On envie de le dire : Il y a du génie dans ce détail. Si nous calmons notre enthousiasme, notre “fureur héroïque”, comme disait ce cher Giordano Bruno, alors, redescendu sur terre, ces contours n’évoqueraient-ils pas des empreintes préhistoriques (le pan à droite et au dessus en haut à gauche, enfin, juste sous le bleu) ? Et, question ultime à ce moment : Que voit la peintresse ? Comment voit-elle ? “Voir”-dans la peinture et, selon la formule, « donner à voir ». Je rappelle que le titre, quand même, est très simple : “Home”. Et je constate qu’en quatre ans, si je prends cette parenthèse, le “style” de Minafra s’est complexifié, et pour la bonne cause, c’est-à-dire que c’est sincère. Ça se voit. Mais j’en reviens au voir. Le philosophe et esthéticien Wollheim parle de seeing-in et de seeing-as, soit « vu-comme » et « vu-en [tant que tel] ». Ça, c’est pour le spectateur, mais jamais on ne pose la question de savoir Comment la peintresse ou le peintre “voit” ce qu’il peint, question évacuée souvent par le terme de « vision »; et à tout le moins « intentionnalité ». Quoiqu’il en soit, l’artiste “voit à travers” un prisme irréductible à toute description profane. Oui. Mais on aimerait bien en savoir davantage… L’artiste m’en dira-t-elle ? Pourrais-je en connaître ?

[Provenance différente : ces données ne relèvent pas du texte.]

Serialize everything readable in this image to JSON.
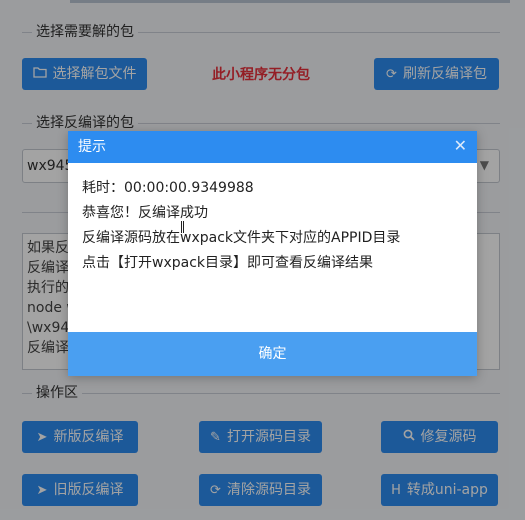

Ivana Minafra, « Totem”, 20 x 20 cm, huile sur bois, 2022

Un parking aérien. Faut-il le préciser ? Titré “Totem”. Totem, dans le sens : quelque chose de très haut, et dans celui de “nous construisons ces hideurs en béton pour… des voitures. Mais, plus en amont , pour le travail, pour que les gens puissent se rendre facilement à la gare, et être à l’heure”. Combien de tonnes de sables, de gravier, de ciment, d’eau, tout cumulé, à travers la planète des pays industrialisés, auront été gaspillés pour cette totémisation ? Who knows? Et donc Minafra brosse le portrait d’un de ses bâtiments dispendieusement absurde, grotesque, moche. Mais tout cela aussi tout à la gloire de la voiture, épisode égo-industriel qui sera un jour, si Dieu prête vie à nos descendants pour encore quelques siècles, vue comme quelque chose de profondément barbare. Mais nous n’en sommes pas encore là, loin s’en faut. L’électrique va venir purifier cet enfer à roulettes (une nouvelle industrie bien entendu toute proprette, comme chacun sait).

Ce que j’aime bien ici, c’est la vue d’ensemble, qui donne l’idée de ce que vous savez, et, une fois dans le détail, nous n’y sommes plus, la peinture parle, et plus de parking aérien.Vous direz :“Il faut déjà savoir que c’est un parking !” Mais cela se voit, non ?

Mais voyez, ci-dessous, est-ce un reflet ? Le parking aérien est-il au bord de l’eau ? Ou bien se reflète-t-il sur la chaussée mouillée ? (encore une question.) 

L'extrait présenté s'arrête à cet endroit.